In the last weeks of rehearsals, it's only to be expected that he hasn't thought what he'll do next. But it's unlikely that he'll have to take up Tesco's offer of his old job back. Has he any idea where he'll be in 10 years' time? "Oh God, no. Hopefully I'll have my own place by then." Rock'n'roll!
! 'Tommy': Shaftesbury Theatre, W1 (0171 379 5399), previews from tomorrow, opens on 5 March.
'TOMMY': THE WHAT, WHEN AND WHERE OF THE WHO'S HIT MUSICAL
May 1969: The Who premiere Tommy for the British press at Ronnie Scott's club in London.

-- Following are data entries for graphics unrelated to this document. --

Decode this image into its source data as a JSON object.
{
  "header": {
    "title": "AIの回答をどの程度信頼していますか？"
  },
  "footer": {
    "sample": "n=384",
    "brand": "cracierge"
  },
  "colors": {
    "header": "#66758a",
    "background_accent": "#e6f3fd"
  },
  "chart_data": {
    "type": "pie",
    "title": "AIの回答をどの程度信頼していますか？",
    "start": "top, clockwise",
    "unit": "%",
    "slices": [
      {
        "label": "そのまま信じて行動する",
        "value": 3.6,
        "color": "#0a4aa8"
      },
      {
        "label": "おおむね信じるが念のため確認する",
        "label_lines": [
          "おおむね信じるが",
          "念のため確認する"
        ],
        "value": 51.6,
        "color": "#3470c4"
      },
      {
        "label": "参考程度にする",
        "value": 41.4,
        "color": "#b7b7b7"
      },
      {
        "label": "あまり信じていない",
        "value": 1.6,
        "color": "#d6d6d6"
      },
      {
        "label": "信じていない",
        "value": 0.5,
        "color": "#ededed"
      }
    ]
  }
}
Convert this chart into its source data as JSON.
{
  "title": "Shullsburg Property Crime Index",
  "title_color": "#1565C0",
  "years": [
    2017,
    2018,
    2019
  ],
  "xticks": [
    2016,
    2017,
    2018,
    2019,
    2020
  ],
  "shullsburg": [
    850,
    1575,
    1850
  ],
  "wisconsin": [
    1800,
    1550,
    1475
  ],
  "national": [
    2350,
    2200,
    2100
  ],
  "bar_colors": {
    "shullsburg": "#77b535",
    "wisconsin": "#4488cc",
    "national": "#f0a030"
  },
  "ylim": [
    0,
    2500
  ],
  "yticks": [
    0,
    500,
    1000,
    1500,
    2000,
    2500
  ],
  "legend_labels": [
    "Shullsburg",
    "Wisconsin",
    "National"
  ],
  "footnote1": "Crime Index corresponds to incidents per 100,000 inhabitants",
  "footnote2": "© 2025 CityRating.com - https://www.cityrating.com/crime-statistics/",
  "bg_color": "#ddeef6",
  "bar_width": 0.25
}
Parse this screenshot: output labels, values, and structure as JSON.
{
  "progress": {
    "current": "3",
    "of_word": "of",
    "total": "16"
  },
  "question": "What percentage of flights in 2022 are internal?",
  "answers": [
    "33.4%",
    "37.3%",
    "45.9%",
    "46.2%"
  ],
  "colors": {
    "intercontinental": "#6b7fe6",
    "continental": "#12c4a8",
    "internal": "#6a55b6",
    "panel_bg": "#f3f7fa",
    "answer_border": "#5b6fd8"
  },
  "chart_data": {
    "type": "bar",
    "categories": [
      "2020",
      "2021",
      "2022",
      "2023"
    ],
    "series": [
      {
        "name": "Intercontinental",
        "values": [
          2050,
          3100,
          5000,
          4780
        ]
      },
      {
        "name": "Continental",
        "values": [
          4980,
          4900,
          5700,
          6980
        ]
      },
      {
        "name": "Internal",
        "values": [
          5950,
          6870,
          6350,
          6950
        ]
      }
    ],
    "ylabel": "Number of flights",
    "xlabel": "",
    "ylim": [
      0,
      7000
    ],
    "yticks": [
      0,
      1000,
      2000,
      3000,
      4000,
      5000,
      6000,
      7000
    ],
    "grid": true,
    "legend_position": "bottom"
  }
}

June 1969: The album reaches No 2 in the UK charts.
June 1970: The Who play the "final performance" of Tommy at New York's Metropolitan Opera House, the first time a rock act had performed at the Met.
1971: Montreal's Les Grands Ballets Canadiens stage a dance "interpretation".
1972: The London Symphony Orchestra (with guests Richard Harris, Rod Stewart, etc) record their version.
1972: An all-star LSO performance at the Rainbow Theatre in London features David Essex, Peter Sellers, Bill Oddie, Jon Pertwee and Elkie Brooks.
1975: Audiences sit through Ken Russell's incomprehensible film, with Elton John, Tina Turner et al.
1979: Tommy returns to the West End stage - without
The Who.
April 1993: Rewritten, with extra songs and a stronger storyline, The Who's Tommy opens on Broadway, where it picks up five Tony awards.